Tonight I went back to the Elkhart County Jail. I went to speak with one lady in particular. She is the daughter of a friend of mine. She (L.) is a bright girl who comes from a loving home, she has many people that love her and have tried to help her but she has spent the last 7 years of her life as a crack addict. Drugs have caused her to lose both of her children, stoop to prostitution and be homeless. She has served 6 month stints in prison 5 different times. This last time she was only out of jail for 3 months before she picked up a new charge and violated her probation.
I wrote to her right before she was released this last time but we had never met face to face…until tonight. She was sort of expecting me. Another inmate had told her about a woman named Rocki who sometimes comes in to minister on Friday or Saturday nights. L. knew it had to be the same Rocki as her mom had told her about, the one who had wrote to her. My pastor had actually been her pastor as a child. He counseled with her in 2003 and spoke about me to her. We have many common links, she believed it was a divine appointment for us to finally meet…so did I.

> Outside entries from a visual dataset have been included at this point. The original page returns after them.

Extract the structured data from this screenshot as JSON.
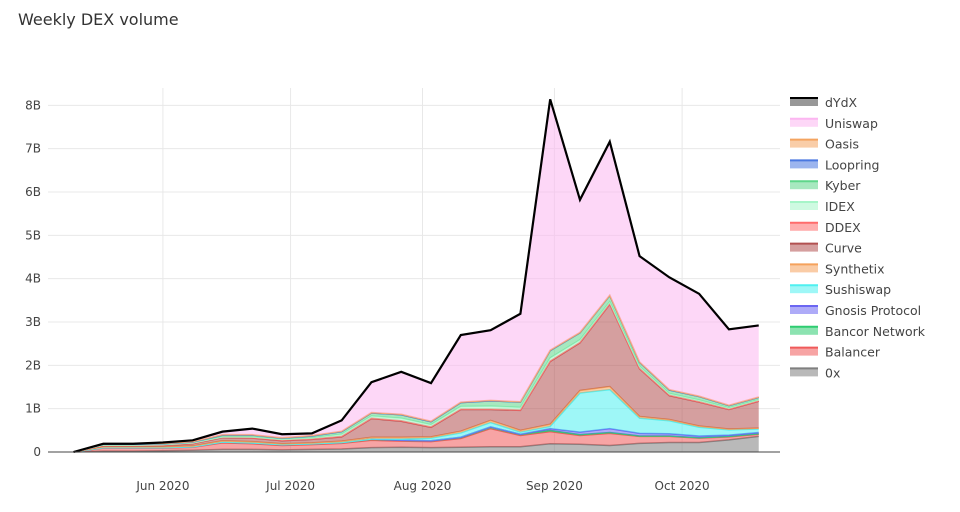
{
  "chart_data": {
    "type": "area",
    "title": "Weekly DEX volume",
    "stacked": true,
    "grid": true,
    "legend_position": "right",
    "y_unit": "B",
    "ylim": [
      0,
      8.4
    ],
    "y_ticks": [
      {
        "value": 0,
        "label": "0"
      },
      {
        "value": 1,
        "label": "1B"
      },
      {
        "value": 2,
        "label": "2B"
      },
      {
        "value": 3,
        "label": "3B"
      },
      {
        "value": 4,
        "label": "4B"
      },
      {
        "value": 5,
        "label": "5B"
      },
      {
        "value": 6,
        "label": "6B"
      },
      {
        "value": 7,
        "label": "7B"
      },
      {
        "value": 8,
        "label": "8B"
      }
    ],
    "x_ticks": [
      {
        "date": "2020-06-01",
        "label": "Jun 2020"
      },
      {
        "date": "2020-07-01",
        "label": "Jul 2020"
      },
      {
        "date": "2020-08-01",
        "label": "Aug 2020"
      },
      {
        "date": "2020-09-01",
        "label": "Sep 2020"
      },
      {
        "date": "2020-10-01",
        "label": "Oct 2020"
      }
    ],
    "x_range": [
      "2020-05-05",
      "2020-10-24"
    ],
    "x": [
      "2020-05-11",
      "2020-05-18",
      "2020-05-25",
      "2020-06-01",
      "2020-06-08",
      "2020-06-15",
      "2020-06-22",
      "2020-06-29",
      "2020-07-06",
      "2020-07-13",
      "2020-07-20",
      "2020-07-27",
      "2020-08-03",
      "2020-08-10",
      "2020-08-17",
      "2020-08-24",
      "2020-08-31",
      "2020-09-07",
      "2020-09-14",
      "2020-09-21",
      "2020-09-28",
      "2020-10-05",
      "2020-10-12",
      "2020-10-19"
    ],
    "series": [
      {
        "name": "0x",
        "color": "#7f7f7f",
        "values": [
          0,
          0.02,
          0.02,
          0.03,
          0.04,
          0.06,
          0.06,
          0.05,
          0.06,
          0.07,
          0.1,
          0.11,
          0.1,
          0.11,
          0.12,
          0.12,
          0.19,
          0.18,
          0.15,
          0.2,
          0.22,
          0.22,
          0.28,
          0.36
        ]
      },
      {
        "name": "Balancer",
        "color": "#f05a5a",
        "values": [
          0,
          0.07,
          0.07,
          0.06,
          0.07,
          0.15,
          0.13,
          0.1,
          0.11,
          0.13,
          0.17,
          0.14,
          0.14,
          0.2,
          0.42,
          0.26,
          0.28,
          0.2,
          0.28,
          0.16,
          0.14,
          0.1,
          0.07,
          0.05
        ]
      },
      {
        "name": "Bancor Network",
        "color": "#2ecc71",
        "values": [
          0,
          0.01,
          0.01,
          0.01,
          0.01,
          0.02,
          0.02,
          0.02,
          0.02,
          0.02,
          0.03,
          0.02,
          0.02,
          0.03,
          0.04,
          0.03,
          0.03,
          0.02,
          0.02,
          0.01,
          0.01,
          0.01,
          0.01,
          0.01
        ]
      },
      {
        "name": "Gnosis Protocol",
        "color": "#6b66f2",
        "values": [
          0,
          0,
          0,
          0,
          0,
          0,
          0,
          0,
          0,
          0,
          0,
          0,
          0,
          0,
          0,
          0,
          0.04,
          0.06,
          0.09,
          0.06,
          0.05,
          0.04,
          0.03,
          0.03
        ]
      },
      {
        "name": "Sushiswap",
        "color": "#4ff0f0",
        "values": [
          0,
          0,
          0,
          0,
          0,
          0,
          0,
          0,
          0,
          0,
          0,
          0.03,
          0.06,
          0.1,
          0.1,
          0.05,
          0.05,
          0.9,
          0.9,
          0.35,
          0.3,
          0.2,
          0.12,
          0.08
        ]
      },
      {
        "name": "Synthetix",
        "color": "#f5a25c",
        "values": [
          0,
          0.02,
          0.02,
          0.02,
          0.02,
          0.03,
          0.03,
          0.02,
          0.02,
          0.03,
          0.04,
          0.04,
          0.03,
          0.04,
          0.05,
          0.04,
          0.05,
          0.06,
          0.07,
          0.04,
          0.03,
          0.03,
          0.02,
          0.02
        ]
      },
      {
        "name": "Curve",
        "color": "#b25151",
        "values": [
          0,
          0.02,
          0.02,
          0.03,
          0.05,
          0.07,
          0.08,
          0.07,
          0.08,
          0.1,
          0.43,
          0.37,
          0.22,
          0.5,
          0.25,
          0.46,
          1.45,
          1.1,
          1.9,
          1.1,
          0.55,
          0.55,
          0.45,
          0.62
        ]
      },
      {
        "name": "DDEX",
        "color": "#ff6b6b",
        "values": [
          0,
          0.01,
          0.01,
          0.01,
          0.01,
          0.01,
          0.01,
          0.01,
          0.01,
          0.01,
          0.01,
          0.01,
          0.01,
          0.01,
          0.01,
          0.01,
          0.01,
          0.01,
          0.01,
          0.01,
          0.01,
          0.01,
          0.01,
          0.01
        ]
      },
      {
        "name": "IDEX",
        "color": "#a6f5c8",
        "values": [
          0,
          0.01,
          0.01,
          0.01,
          0.01,
          0.01,
          0.02,
          0.02,
          0.03,
          0.05,
          0.05,
          0.06,
          0.05,
          0.06,
          0.07,
          0.06,
          0.07,
          0.06,
          0.05,
          0.05,
          0.04,
          0.04,
          0.03,
          0.03
        ]
      },
      {
        "name": "Kyber",
        "color": "#5fd68a",
        "values": [
          0,
          0.02,
          0.02,
          0.02,
          0.02,
          0.04,
          0.04,
          0.03,
          0.04,
          0.06,
          0.07,
          0.08,
          0.07,
          0.09,
          0.12,
          0.12,
          0.17,
          0.16,
          0.14,
          0.09,
          0.08,
          0.08,
          0.05,
          0.05
        ]
      },
      {
        "name": "Loopring",
        "color": "#4a78e0",
        "values": [
          0,
          0,
          0,
          0,
          0,
          0,
          0,
          0,
          0,
          0,
          0,
          0,
          0,
          0,
          0,
          0,
          0,
          0,
          0,
          0,
          0,
          0,
          0,
          0
        ]
      },
      {
        "name": "Oasis",
        "color": "#f4a460",
        "values": [
          0,
          0.01,
          0.01,
          0.01,
          0.01,
          0.01,
          0.01,
          0.01,
          0.01,
          0.01,
          0.01,
          0.01,
          0.01,
          0.01,
          0.01,
          0.01,
          0.01,
          0.01,
          0.01,
          0.01,
          0.01,
          0.01,
          0.01,
          0.01
        ]
      },
      {
        "name": "Uniswap",
        "color": "#fcb6f1",
        "values": [
          0,
          0,
          0,
          0.02,
          0.03,
          0.07,
          0.14,
          0.08,
          0.05,
          0.25,
          0.7,
          0.98,
          0.88,
          1.55,
          1.62,
          2.03,
          5.79,
          3.06,
          3.54,
          2.44,
          2.59,
          2.36,
          1.75,
          1.65
        ]
      },
      {
        "name": "dYdX",
        "color": "#444444",
        "values": [
          0,
          0,
          0,
          0,
          0,
          0,
          0,
          0,
          0,
          0,
          0,
          0,
          0,
          0,
          0,
          0,
          0,
          0,
          0,
          0,
          0,
          0,
          0,
          0
        ]
      }
    ]
  }
}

We hugged the moment I arrived like we had known each other for years. We sat at a table to talk and some of the other women immediately came over to join us. I wanted to have a chance to speak with her one on one but I couldn’t ask the others to leave. The ladies came and went from the table as we talked, I was there for over 2 hours. I had not prepared a lesson tonight as I went to speak with L. straight from my heart.
At one point about an hour in to our discussion I felt so heavy and hopeless. It might have been all the people that had warned me before I went to talk with L. of how many people had tried to help her. All the opportunities she has turned her back on, how she knows the Bible, how she seems to be different every time she is clean and in prison but that when she gets on the street she goes right back to the drugs.
My heaviness might have begun there, or it might have been the two girls I saw walking into the jail as I was arriving. They had a baby wearing only a diaper, they bumped his head as they pulled him out of the car, he was barely hanging on as they carried him. They were muttering “Your mom better not be nasty to me after I did all this for her” as they checked in for a video visit. I looked at the babies eyes and I could see that he had a birth defect of some sort, Downs or something similar…it made me so sad.
But more so my heaviness peaked as the inmates at the table with L. and I were all telling about what they have been through, or what they were dealing with in their lives.
A 25 year old who has just accepted Christ has 5 children, her oldest is 12 ¾ years younger than her. She recently gave up another baby for adoption because when she gave birth the baby was black and her husband is white. Her step daughter, who is 16, is pregnant and deciding whether she should have an abortion. Another woman there was telling of her 8 children, two of whom are teenagers and who she just found after not being with them for 10 years. She plans on having them back when she gets out. Another has a 13 year old who recently told her over the phone that she was bisexual.
I could hardly get a word in edgewise as these ladies and L. poured out their stories to me. I listened to every one of them but somewhere along the way I started to feel overwhelmed. Every time I would try to share from the Bible a way that they could start releasing their past and move toward the life that God has for them, I would be interrupted by another story of street life, sleeping under bridges, crack houses, abuse, self defeat and hopelessness.
I started crumbling under the weight of it all. I felt so ill equipped to share God’s Hope with them.
Even the couple ladies who told me they had been reading the Bible, they were so excited to tell me about how they were working on what we had talked about in my previous visits. They went on and on about how this time it was different for them, they were done with drugs…I did not believe it. I was smiling and nodding and listening and crying and holding hands…and inside I was cringing.
Silently, as I listened to the ladies, I started to cry out for help from the Holy Spirit. “Lord, let me look upon these ladies with Your eyes, let me hear them with Your ears, show me how You see them.”
Oh, how He wants them to have eternal life, to be a part of His Kingdom…so passionately does He desire to be with them that He gave his only Son.
I then remembered that it was not up to me to show them a way out of their current situation. I could only share the Hope and Love that is my Savior, to whom nothing is impossible. No one is a lost cause to Him, I wasn’t, and neither are these ladies.
Freedom To Run...
11 months ago
2 comments:
Wow, Rocki. This post really touched me. I know you never intended for your life to turn out this way, but it is because of your willingness to be a tool for God that you have a ministry to these ladies I could never have. Being a single-mom is extremely hard, but God has given you the ability to do it wonderfully. There will come a season in your life when you will reap the rewards of your parenting. Your children will be a crown for you. How exciting to know that we don't have to wait until heaven to see the fruit of your labor, but that we are seeing it now in your kids and in the ladies you are burdened for. Wow. You are amazing.
Rocki, I'm so glad you were able to meet L; she really needs your help and prayers. I spend a little time with her on Monday and hopefully will see her again this week. I'm anxious to meet you; are you ever free to do a late lunch on a Friday (not this week)? There's another gal who wrote to Casey that would also like to meet you.